How Seattle Companies and Innovators Can Change the World: Come Find Out on March 29
There’s no crying in baseball—or in innovation. Yet I’ve been hearing a fair bit of lamenting around town about how Seattle startups or venture capitalists are not making the top-whatever lists (Wall Street Journal, Technology Review, you name it) of most innovative companies or investors around the country.
Who cares? The city that brought the world Microsoft, Amazon, Boeing, McCaw Cellular, RealNetworks, Starbucks, and any number of other game-changing companies, should not be too worried. It should, however, be motivated. And it is.
That’s why we’re gathering an elite group of technology and life sciences leaders to talk about how to spot the biggest, most promising ideas in their fields, and how these ideas could really change the world, at our half-day Xconomy Forum, “What’s Your Breakthrough Idea?” on March 29 at the University of Washington. (Tickets are going fast, but there are still a few left at our special saver rate—you can register here.)
This is about thinking big as a community. But it’s also about the realities around making the biggest ideas work—building the right teams for the right companies, understanding who the customers are, handling competition, and so forth. And although the focus will be mostly on Seattle-area companies and leaders, the impact that we’re talking about here is decidedly global.
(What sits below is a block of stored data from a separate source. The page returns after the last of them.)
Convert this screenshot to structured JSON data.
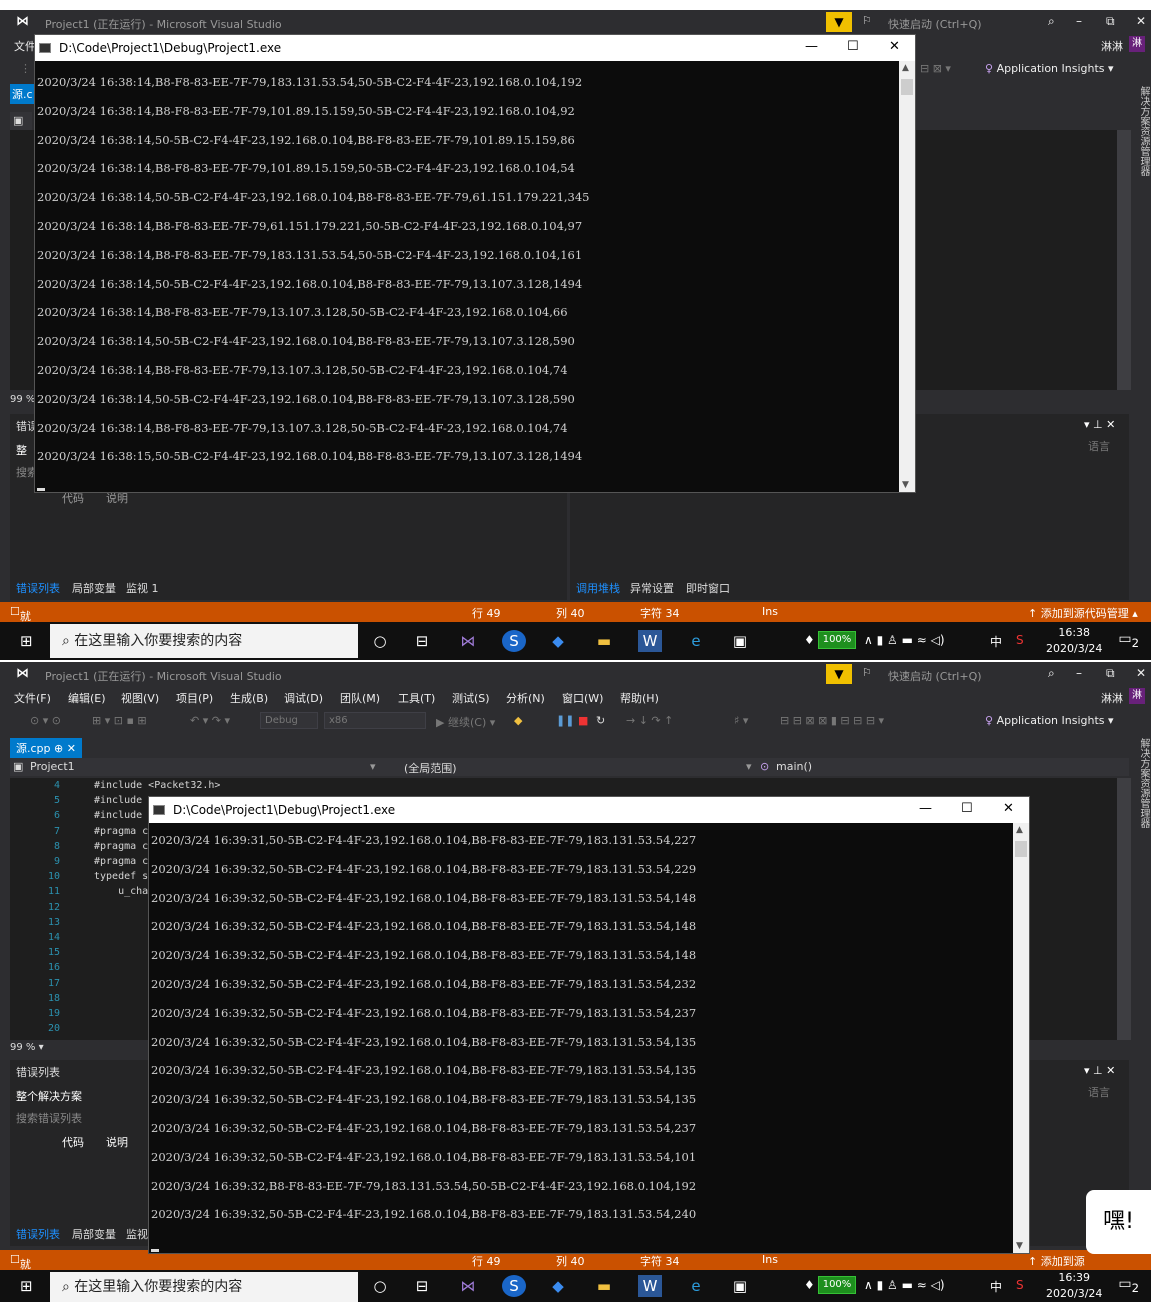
{
  "vs": {
    "title_running": "Project1 (正在运行) - Microsoft Visual Studio",
    "quick_launch": "快速启动 (Ctrl+Q)",
    "user": "淋淋",
    "user_badge": "淋",
    "menu": [
      "文件(F)",
      "编辑(E)",
      "视图(V)",
      "项目(P)",
      "生成(B)",
      "调试(D)",
      "团队(M)",
      "工具(T)",
      "测试(S)",
      "分析(N)",
      "窗口(W)",
      "帮助(H)"
    ],
    "menu_short": "文件",
    "config": "Debug",
    "platform": "x86",
    "continue": "继续(C)",
    "app_insights": "Application Insights",
    "doc_tab": "源.cpp",
    "doc_tab_short": "源.c",
    "nav_project": "Project1",
    "nav_scope": "(全局范围)",
    "nav_func": "main()",
    "solution_explorer": "解决方案资源管理器",
    "zoom": "99 %",
    "zoom_short": "99 %",
    "error_list": "错误列表",
    "error_short": "错误",
    "whole_solution": "整个解决方案",
    "whole_short": "整",
    "search_errors": "搜索错误列表",
    "search_short": "搜索",
    "col_code": "代码",
    "col_desc": "说明",
    "col_lang": "语言",
    "bottom_tabs_left": [
      "错误列表",
      "局部变量",
      "监视 1"
    ],
    "bottom_tabs_left_b": [
      "错误列表",
      "局部变量",
      "监视"
    ],
    "bottom_tabs_right": [
      "调用堆栈",
      "异常设置",
      "即时窗口"
    ],
    "status_ready": "就绪",
    "status_line": "行 49",
    "status_col": "列 40",
    "status_char": "字符 34",
    "status_ins": "Ins",
    "status_src": "↑ 添加到源代码管理 ▴",
    "status_src_short": "↑ 添加到源"
  },
  "code_lines": [
    {
      "n": "4",
      "text": "#include <Packet32.h>"
    },
    {
      "n": "5",
      "text": "#include"
    },
    {
      "n": "6",
      "text": "#include"
    },
    {
      "n": "7",
      "text": "#pragma c"
    },
    {
      "n": "8",
      "text": "#pragma c"
    },
    {
      "n": "9",
      "text": "#pragma c"
    },
    {
      "n": "10",
      "text": "typedef s"
    },
    {
      "n": "11",
      "text": "    u_cha"
    },
    {
      "n": "12",
      "text": ""
    },
    {
      "n": "13",
      "text": ""
    },
    {
      "n": "14",
      "text": ""
    },
    {
      "n": "15",
      "text": ""
    },
    {
      "n": "16",
      "text": ""
    },
    {
      "n": "17",
      "text": ""
    },
    {
      "n": "18",
      "text": ""
    },
    {
      "n": "19",
      "text": ""
    },
    {
      "n": "20",
      "text": ""
    }
  ],
  "console_title": "D:\\Code\\Project1\\Debug\\Project1.exe",
  "console1_lines": [
    "2020/3/24 16:38:14,B8-F8-83-EE-7F-79,183.131.53.54,50-5B-C2-F4-4F-23,192.168.0.104,192",
    "2020/3/24 16:38:14,B8-F8-83-EE-7F-79,101.89.15.159,50-5B-C2-F4-4F-23,192.168.0.104,92",
    "2020/3/24 16:38:14,50-5B-C2-F4-4F-23,192.168.0.104,B8-F8-83-EE-7F-79,101.89.15.159,86",
    "2020/3/24 16:38:14,B8-F8-83-EE-7F-79,101.89.15.159,50-5B-C2-F4-4F-23,192.168.0.104,54",
    "2020/3/24 16:38:14,50-5B-C2-F4-4F-23,192.168.0.104,B8-F8-83-EE-7F-79,61.151.179.221,345",
    "2020/3/24 16:38:14,B8-F8-83-EE-7F-79,61.151.179.221,50-5B-C2-F4-4F-23,192.168.0.104,97",
    "2020/3/24 16:38:14,B8-F8-83-EE-7F-79,183.131.53.54,50-5B-C2-F4-4F-23,192.168.0.104,161",
    "2020/3/24 16:38:14,50-5B-C2-F4-4F-23,192.168.0.104,B8-F8-83-EE-7F-79,13.107.3.128,1494",
    "2020/3/24 16:38:14,B8-F8-83-EE-7F-79,13.107.3.128,50-5B-C2-F4-4F-23,192.168.0.104,66",
    "2020/3/24 16:38:14,50-5B-C2-F4-4F-23,192.168.0.104,B8-F8-83-EE-7F-79,13.107.3.128,590",
    "2020/3/24 16:38:14,B8-F8-83-EE-7F-79,13.107.3.128,50-5B-C2-F4-4F-23,192.168.0.104,74",
    "2020/3/24 16:38:14,50-5B-C2-F4-4F-23,192.168.0.104,B8-F8-83-EE-7F-79,13.107.3.128,590",
    "2020/3/24 16:38:14,B8-F8-83-EE-7F-79,13.107.3.128,50-5B-C2-F4-4F-23,192.168.0.104,74",
    "2020/3/24 16:38:15,50-5B-C2-F4-4F-23,192.168.0.104,B8-F8-83-EE-7F-79,13.107.3.128,1494"
  ],
  "console2_lines": [
    "2020/3/24 16:39:31,50-5B-C2-F4-4F-23,192.168.0.104,B8-F8-83-EE-7F-79,183.131.53.54,227",
    "2020/3/24 16:39:32,50-5B-C2-F4-4F-23,192.168.0.104,B8-F8-83-EE-7F-79,183.131.53.54,229",
    "2020/3/24 16:39:32,50-5B-C2-F4-4F-23,192.168.0.104,B8-F8-83-EE-7F-79,183.131.53.54,148",
    "2020/3/24 16:39:32,50-5B-C2-F4-4F-23,192.168.0.104,B8-F8-83-EE-7F-79,183.131.53.54,148",
    "2020/3/24 16:39:32,50-5B-C2-F4-4F-23,192.168.0.104,B8-F8-83-EE-7F-79,183.131.53.54,148",
    "2020/3/24 16:39:32,50-5B-C2-F4-4F-23,192.168.0.104,B8-F8-83-EE-7F-79,183.131.53.54,232",
    "2020/3/24 16:39:32,50-5B-C2-F4-4F-23,192.168.0.104,B8-F8-83-EE-7F-79,183.131.53.54,237",
    "2020/3/24 16:39:32,50-5B-C2-F4-4F-23,192.168.0.104,B8-F8-83-EE-7F-79,183.131.53.54,135",
    "2020/3/24 16:39:32,50-5B-C2-F4-4F-23,192.168.0.104,B8-F8-83-EE-7F-79,183.131.53.54,135",
    "2020/3/24 16:39:32,50-5B-C2-F4-4F-23,192.168.0.104,B8-F8-83-EE-7F-79,183.131.53.54,135",
    "2020/3/24 16:39:32,50-5B-C2-F4-4F-23,192.168.0.104,B8-F8-83-EE-7F-79,183.131.53.54,237",
    "2020/3/24 16:39:32,50-5B-C2-F4-4F-23,192.168.0.104,B8-F8-83-EE-7F-79,183.131.53.54,101",
    "2020/3/24 16:39:32,B8-F8-83-EE-7F-79,183.131.53.54,50-5B-C2-F4-4F-23,192.168.0.104,192",
    "2020/3/24 16:39:32,50-5B-C2-F4-4F-23,192.168.0.104,B8-F8-83-EE-7F-79,183.131.53.54,240"
  ],
  "taskbar": {
    "search_placeholder": "在这里输入你要搜索的内容",
    "battery": "100%",
    "ime": "中",
    "time1": "16:38",
    "time2": "16:39",
    "date": "2020/3/24",
    "notif_count": "2"
  },
  "sticker_text": "嘿!",
  "colors": {
    "accent": "#007acc",
    "status": "#ca5100",
    "filter": "#f0c000",
    "console_bg": "#0c0c0c"
  }
}
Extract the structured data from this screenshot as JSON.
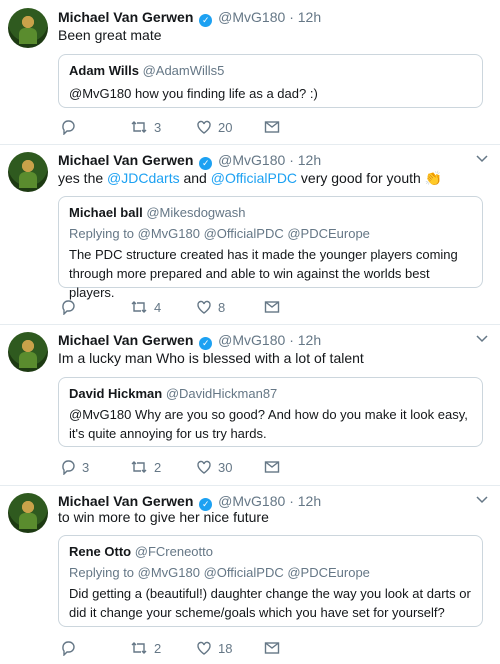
{
  "colors": {
    "accent": "#1da1f2",
    "muted": "#657786",
    "border": "#ccd6dd"
  },
  "tweets": [
    {
      "author": "Michael Van Gerwen",
      "handle": "@MvG180",
      "time": "12h",
      "text": "Been great mate",
      "quote": {
        "name": "Adam Wills",
        "handle": "@AdamWills5",
        "replying": "",
        "text": "@MvG180 how you finding life as a dad? :)"
      },
      "replies": "",
      "retweets": "3",
      "likes": "20"
    },
    {
      "author": "Michael Van Gerwen",
      "handle": "@MvG180",
      "time": "12h",
      "text_pre": "yes the ",
      "mention1": "@JDCdarts",
      "text_mid": " and ",
      "mention2": "@OfficialPDC",
      "text_post": " very good for youth 👏",
      "quote": {
        "name": "Michael ball",
        "handle": "@Mikesdogwash",
        "replying": "Replying to @MvG180 @OfficialPDC @PDCEurope",
        "text": "The PDC structure created has it made the younger players coming through more prepared and able to win against the worlds best players."
      },
      "replies": "",
      "retweets": "4",
      "likes": "8"
    },
    {
      "author": "Michael Van Gerwen",
      "handle": "@MvG180",
      "time": "12h",
      "text": "Im a lucky man Who is blessed with a lot of talent",
      "quote": {
        "name": "David Hickman",
        "handle": "@DavidHickman87",
        "replying": "",
        "text": "@MvG180 Why are you so good? And how do you make it look easy, it's quite annoying for us try hards."
      },
      "replies": "3",
      "retweets": "2",
      "likes": "30"
    },
    {
      "author": "Michael Van Gerwen",
      "handle": "@MvG180",
      "time": "12h",
      "text": "to win more to give her nice future",
      "quote": {
        "name": "Rene Otto",
        "handle": "@FCreneotto",
        "replying": "Replying to @MvG180 @OfficialPDC @PDCEurope",
        "text": "Did getting a (beautiful!) daughter change the way you look at darts or did it change your scheme/goals which you have set for yourself?"
      },
      "replies": "",
      "retweets": "2",
      "likes": "18"
    }
  ],
  "icons": [
    "reply-icon",
    "retweet-icon",
    "like-icon",
    "message-icon",
    "verified-icon",
    "caret-down-icon"
  ]
}
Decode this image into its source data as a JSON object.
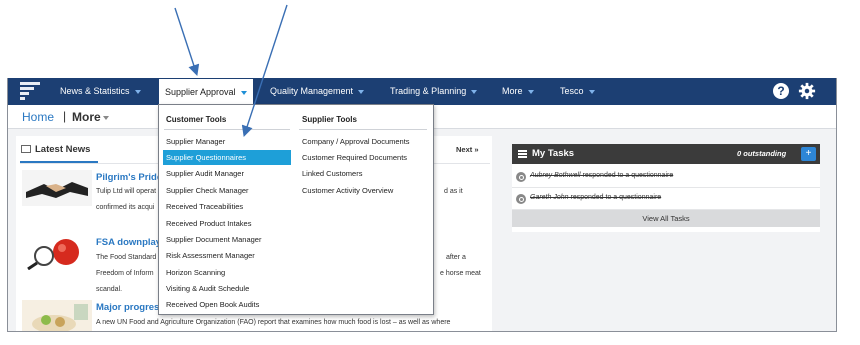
{
  "nav": {
    "items": [
      {
        "label": "News & Statistics"
      },
      {
        "label": "Supplier Approval"
      },
      {
        "label": "Quality Management"
      },
      {
        "label": "Trading & Planning"
      },
      {
        "label": "More"
      },
      {
        "label": "Tesco"
      }
    ],
    "help_label": "?"
  },
  "breadcrumb": {
    "home": "Home",
    "separator": "|",
    "more": "More"
  },
  "news": {
    "heading": "Latest News",
    "next_label": "Next »",
    "items": [
      {
        "title": "Pilgrim's Pride",
        "line1": "Tulip Ltd will operat",
        "line1_right": "d as it",
        "line2": "confirmed its acqui"
      },
      {
        "title": "FSA downplay",
        "line1": "The Food Standard",
        "line1_right": "after a",
        "line2": "Freedom of Inform",
        "line2_right": "e horse meat",
        "line3": "scandal."
      },
      {
        "title": "Major progress",
        "line1": "A new UN Food and Agriculture Organization (FAO) report that examines how much food is lost – as well as where"
      }
    ]
  },
  "tasks": {
    "title": "My Tasks",
    "outstanding": "0 outstanding",
    "add_label": "+",
    "items": [
      {
        "who": "Aubrey Bothwell",
        "action": "responded to a questionnaire"
      },
      {
        "who": "Gareth John",
        "action": "responded to a questionnaire"
      }
    ],
    "view_all": "View All Tasks"
  },
  "dropdown": {
    "col1": {
      "heading": "Customer Tools",
      "items": [
        "Supplier Manager",
        "Supplier Questionnaires",
        "Supplier Audit Manager",
        "Supplier Check Manager",
        "Received Traceabilities",
        "Received Product Intakes",
        "Supplier Document Manager",
        "Risk Assessment Manager",
        "Horizon Scanning",
        "Visiting & Audit Schedule",
        "Received Open Book Audits"
      ],
      "highlighted": "Supplier Questionnaires"
    },
    "col2": {
      "heading": "Supplier Tools",
      "items": [
        "Company / Approval Documents",
        "Customer Required Documents",
        "Linked Customers",
        "Customer Activity Overview"
      ]
    }
  },
  "colors": {
    "navbar": "#1c3f73",
    "highlight": "#1e9fd8",
    "link": "#2a78c2",
    "arrow": "#3a6fb4"
  }
}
Here’s a little more about the program and speakers for March 29 (topics are subject to change):
—Nick Hanauer of Second Avenue Partners will open with a keynote about the mental calculus behind identifying a true breakthrough idea, versus a really, really good idea that probably won’t get traction. Nick doesn’t think of himself as a technology guy, yet some of his blockbuster investments happen to be in tech—Amazon, aQuantive, Insitu. (There’s a lesson already: don’t think in terms of your specialty area, think about an aspect of society that could be radically changed.)
—Christina Lomasney of Modumetal will talk about how growing the right kinds of “nanomaterials” could help reinvent the steel industry—and how this will impact energy efficiency, transportation, and defense. She might also tell us a thing or two about what she learned from her time at Boeing.
—Mick Mountz of Kiva Systems (from the Boston area) will discuss how mobile robots are transforming the logistics and operations of warehouses, especially in the e-retail business. Kiva’s robots move shelves of inventory around automatically and are able to help staff distribution centers for companies like Staples and Zappos (now part of Amazon).
—Steve Seitz of the UW’s Department of Computer Science and Engineering will talk about a breakthrough idea from computer vision (and maybe about creating 3-D virtual worlds people can interact with). Steve helped create the technology behind Microsoft’s well-known Photosynth software.
—Bill Bryant of Draper Fisher Jurvetson will talk about how to create “brave new world” startups—companies that don’t just make something better, faster, or cheaper, but shake up entire industries. He will address some of the practical issues that entrepreneurs and investors face when they try to do something really big.
—David Bluhm of Z2Live will discuss the emerging sector of social mobile gaming, and how to build a community of gamers who really interact—and how this will impact the video games of the future. He might also talk about how understanding social game mechanics could impact education, training, and other societal areas.
—Norm Wu of Qliance will discuss how to provide primary-care medical services to patients without involving health insurance companies. It’s a disruptive idea to the current U.S. healthcare system, and one that seems to allow patients to deal much more directly with their doctors.
—Dan Weld of the UW’s Department of Computer Science and Engineering, and Madrona Venture Group, will talk about advances in semantic Web search. An expert on artificial intelligence and Web interfaces, Dan will discuss the future of online knowledge discovery.
—And last, but definitely not least, we’ll have a keynote chat between Nathan Myhrvold of Intellectual Ventures (and former Microsoft chief technology officer) and Leroy Hood of the Institute for Systems Biology (and founder of numerous biotech companies including the new Integrated Diagnostics). This cross-disciplinary discussion will touch on topics such as how to invent across different fields, how to make breakthrough ideas scalable and marketable, and which technology and business problems most urgently need to be solved by the world’s top brains.
Personally, I’m also hoping to hear more about how an “invention capital industry” could help solve some of these problems, as Myhrvold has argued, and what kinds of breakthrough ideas are most promising for biologists and techies to work on together. And I definitely want to hear all of your questions too. See you on March 29.